Alors, monsieur le ministre, face à cette multiplication d’aides ponctuelles, pouvez-vous nous indiquer si le Gouvernement a une stratégie de dépenses publiques ? Plus difficile : quelle sera sa méthode pour assainir les comptes publics ? (Applaudissements sur les travées du groupe Les Républicains.)
M. le président. La parole est à M. le ministre délégué chargé des comptes publics.
M. Olivier Dussopt, ministre délégué auprès du ministre de l’économie, des finances et de la relance, chargé des comptes publics. Monsieur le sénateur Piednoir, vous interrogez le Gouvernement sur deux points.
S’agissant, tout d’abord, de sa réaction face à l’augmentation des prix de l’énergie, vous avez raison de la rappeler, car nous l’assumons totalement. Nous avons d’abord mis en œuvre un chèque énergie spécifique pour les 5,8 millions de foyers les plus fragiles, à hauteur de 100 euros en plus du chèque énergie habituel, afin de faire face à l’augmentation du prix du gaz et de l’électricité.
Nous avons ensuite proposé à l’Assemblée nationale, qui l’a adopté, un bouclier tarifaire permettant de limiter à 4 % l’augmentation du prix de l’électricité pendant tout l’hiver, mais aussi de plafonner les prix du gaz au tarif du mois d’octobre, afin de protéger le pouvoir d’achat des ménages.
Enfin, face à une inflation plus générale, nous déployons une indemnité inflation de 100 euros pour environ 40 millions de Français, de la manière la plus simple qui soit, puisqu’elle n’aura pas à être demandée et que tout Français gagnant moins de 2 000 euros net par mois en bénéficiera.
Ces mesures sont des mesures de protection du pouvoir d’achat et d’accompagnement de la reprise, face à une tension inflationniste liée à cette reprise économique française, européenne et mondiale. Elles sont utiles, et vous avez vous-même rappelé qu’elles étaient bienvenues pour les ménages concernés.
Pour ce qui concerne les finances publiques, lorsque nous avons répondu à la crise, nous avons fait le choix du « quoi qu’il en coûte », ce qui s’est traduit par une dégradation du déficit à hauteur de 9,1 % en 2020.
Je puis vous assurer, monsieur le sénateur, qu’après toutes les annonces que vous avez rappelées, après toutes les décisions bienvenues pour les Français qu’a annoncées le Président de la République, le déficit public de la France en 2022 sera limité à 5 %. C’est encore beaucoup, certes, mais vous conviendrez avec moi que c’est presque la moitié du déficit exceptionnel de 2020, lié à la crise.
Quant à la dette, nous craignions qu’elle n’atteigne 120 % du PIB. Elle sera finalement limitée à 114 %, en raison, notamment, de la qualité et de la force de la reprise économique.

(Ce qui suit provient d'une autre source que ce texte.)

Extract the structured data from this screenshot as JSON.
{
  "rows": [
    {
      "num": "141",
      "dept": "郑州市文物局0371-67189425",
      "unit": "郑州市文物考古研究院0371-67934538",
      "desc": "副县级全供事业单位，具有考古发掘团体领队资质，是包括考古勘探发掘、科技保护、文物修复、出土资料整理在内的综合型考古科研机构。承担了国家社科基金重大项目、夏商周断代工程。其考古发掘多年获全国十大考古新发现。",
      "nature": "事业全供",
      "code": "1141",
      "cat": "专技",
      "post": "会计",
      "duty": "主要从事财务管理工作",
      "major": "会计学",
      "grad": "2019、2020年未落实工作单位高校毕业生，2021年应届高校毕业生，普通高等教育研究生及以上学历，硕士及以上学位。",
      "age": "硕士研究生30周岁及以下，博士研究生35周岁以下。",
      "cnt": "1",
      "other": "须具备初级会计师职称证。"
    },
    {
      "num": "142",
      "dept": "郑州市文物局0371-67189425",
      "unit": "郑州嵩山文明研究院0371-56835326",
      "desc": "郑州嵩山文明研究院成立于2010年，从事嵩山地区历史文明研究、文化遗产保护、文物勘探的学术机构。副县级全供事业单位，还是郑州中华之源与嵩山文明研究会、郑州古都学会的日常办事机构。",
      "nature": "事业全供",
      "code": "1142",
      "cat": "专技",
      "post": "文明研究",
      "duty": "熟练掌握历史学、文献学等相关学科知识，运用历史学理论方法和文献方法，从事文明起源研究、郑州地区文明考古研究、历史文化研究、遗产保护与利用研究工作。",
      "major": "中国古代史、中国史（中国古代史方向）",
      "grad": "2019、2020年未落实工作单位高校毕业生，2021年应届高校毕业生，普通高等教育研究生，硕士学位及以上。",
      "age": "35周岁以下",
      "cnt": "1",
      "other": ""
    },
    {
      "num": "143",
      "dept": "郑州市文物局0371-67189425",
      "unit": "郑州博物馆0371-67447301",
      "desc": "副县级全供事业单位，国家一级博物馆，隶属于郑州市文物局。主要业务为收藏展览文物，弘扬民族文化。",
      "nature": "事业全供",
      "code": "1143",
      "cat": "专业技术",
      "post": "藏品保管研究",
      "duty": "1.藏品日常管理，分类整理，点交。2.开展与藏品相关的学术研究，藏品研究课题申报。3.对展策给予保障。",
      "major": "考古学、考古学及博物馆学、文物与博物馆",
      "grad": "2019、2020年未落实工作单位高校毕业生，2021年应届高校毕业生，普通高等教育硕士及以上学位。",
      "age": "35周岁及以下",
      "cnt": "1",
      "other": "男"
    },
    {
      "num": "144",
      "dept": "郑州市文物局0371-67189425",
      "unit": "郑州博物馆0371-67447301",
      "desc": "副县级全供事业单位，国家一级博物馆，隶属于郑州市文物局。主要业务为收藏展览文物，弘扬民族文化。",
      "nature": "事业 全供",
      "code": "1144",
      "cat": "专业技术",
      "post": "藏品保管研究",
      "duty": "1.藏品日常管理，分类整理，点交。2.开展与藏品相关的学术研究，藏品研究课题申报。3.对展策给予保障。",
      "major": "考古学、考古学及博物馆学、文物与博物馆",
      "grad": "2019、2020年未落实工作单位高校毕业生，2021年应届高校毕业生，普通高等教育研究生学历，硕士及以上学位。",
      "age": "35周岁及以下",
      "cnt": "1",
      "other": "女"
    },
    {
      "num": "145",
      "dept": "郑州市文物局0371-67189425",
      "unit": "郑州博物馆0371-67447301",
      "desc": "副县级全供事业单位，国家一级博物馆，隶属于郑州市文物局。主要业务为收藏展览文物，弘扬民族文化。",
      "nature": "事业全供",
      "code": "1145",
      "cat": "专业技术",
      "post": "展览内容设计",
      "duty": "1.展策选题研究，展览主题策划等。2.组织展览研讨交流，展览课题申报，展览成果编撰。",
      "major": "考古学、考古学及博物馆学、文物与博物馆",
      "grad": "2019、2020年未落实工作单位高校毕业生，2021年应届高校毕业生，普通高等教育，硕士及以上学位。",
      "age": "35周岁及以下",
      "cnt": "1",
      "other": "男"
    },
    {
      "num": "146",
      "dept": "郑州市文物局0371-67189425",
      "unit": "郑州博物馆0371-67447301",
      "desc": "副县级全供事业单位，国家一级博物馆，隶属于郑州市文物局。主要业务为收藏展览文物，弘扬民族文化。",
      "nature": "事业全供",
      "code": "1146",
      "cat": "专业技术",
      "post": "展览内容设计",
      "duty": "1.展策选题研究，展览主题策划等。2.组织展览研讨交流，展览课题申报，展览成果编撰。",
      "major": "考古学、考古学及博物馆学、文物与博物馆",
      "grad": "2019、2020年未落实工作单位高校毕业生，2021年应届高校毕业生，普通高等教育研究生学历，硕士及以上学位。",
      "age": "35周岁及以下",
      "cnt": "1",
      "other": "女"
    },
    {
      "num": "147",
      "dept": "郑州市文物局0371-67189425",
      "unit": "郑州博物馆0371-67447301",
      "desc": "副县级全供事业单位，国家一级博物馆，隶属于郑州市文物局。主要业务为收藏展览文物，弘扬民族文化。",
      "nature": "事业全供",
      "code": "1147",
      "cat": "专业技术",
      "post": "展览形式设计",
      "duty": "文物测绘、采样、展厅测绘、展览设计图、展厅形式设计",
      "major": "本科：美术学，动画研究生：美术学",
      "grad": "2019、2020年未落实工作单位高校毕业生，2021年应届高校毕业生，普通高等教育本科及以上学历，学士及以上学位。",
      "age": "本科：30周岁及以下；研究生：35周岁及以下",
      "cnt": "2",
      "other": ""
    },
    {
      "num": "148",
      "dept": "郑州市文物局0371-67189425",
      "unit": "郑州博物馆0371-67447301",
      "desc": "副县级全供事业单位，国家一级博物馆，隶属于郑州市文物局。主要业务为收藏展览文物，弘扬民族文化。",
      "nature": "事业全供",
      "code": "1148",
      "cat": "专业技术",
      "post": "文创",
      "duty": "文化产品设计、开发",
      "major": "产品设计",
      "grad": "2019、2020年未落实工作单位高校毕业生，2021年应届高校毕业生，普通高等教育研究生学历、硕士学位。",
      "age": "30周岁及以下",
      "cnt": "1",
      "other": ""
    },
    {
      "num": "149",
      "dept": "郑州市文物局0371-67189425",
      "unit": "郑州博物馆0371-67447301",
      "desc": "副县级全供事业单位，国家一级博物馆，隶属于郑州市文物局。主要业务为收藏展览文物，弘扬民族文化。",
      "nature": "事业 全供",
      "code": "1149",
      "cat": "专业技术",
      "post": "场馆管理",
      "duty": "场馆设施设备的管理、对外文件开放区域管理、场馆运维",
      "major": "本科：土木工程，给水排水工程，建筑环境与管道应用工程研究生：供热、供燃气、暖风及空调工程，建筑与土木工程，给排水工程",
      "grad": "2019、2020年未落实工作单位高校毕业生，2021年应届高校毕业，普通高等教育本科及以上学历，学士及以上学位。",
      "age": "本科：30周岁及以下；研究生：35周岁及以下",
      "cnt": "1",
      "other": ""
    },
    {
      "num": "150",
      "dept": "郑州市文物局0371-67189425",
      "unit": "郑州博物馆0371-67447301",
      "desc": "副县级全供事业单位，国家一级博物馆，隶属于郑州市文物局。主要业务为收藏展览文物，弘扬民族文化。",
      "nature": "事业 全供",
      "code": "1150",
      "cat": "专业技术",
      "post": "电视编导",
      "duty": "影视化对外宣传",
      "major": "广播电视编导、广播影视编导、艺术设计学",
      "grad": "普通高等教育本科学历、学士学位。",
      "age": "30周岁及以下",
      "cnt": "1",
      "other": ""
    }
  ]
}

Nous avons proposé, avec Bruno Le Maire, de revoir le niveau de croissance à 6,25 %. C’est par la croissance, par l’activité, par la richesse produite que nous saurons faire face à cette crise et amortir la dette liée à cette période exceptionnelle. (Applaudissements sur les travées du groupe RDPI. – M. Bernard Fialaire applaudit également.)
M. le président. La parole est à M. Stéphane Piednoir, pour la réplique.
M. Stéphane Piednoir. Monsieur le ministre des déficits publics (Sourires ironiques et applaudissements sur les travées du groupe Les Républicains.), vous répondez à une partie de ma question, mais vous ne répondez pas sur le fond, sur les mesures structurelles, sur les renoncements coupables durant les deux derniers quinquennats, du fait de majorités que vous incarnez vous-même parfaitement, sur la réforme de l’État, sur la politique énergétique de notre pays. Il s’agit là de mesures de long terme et je ne vois pas, dans votre réponse, d’équivalent en ce sens. (Applaudissements sur les travées du groupe Les Républicains.)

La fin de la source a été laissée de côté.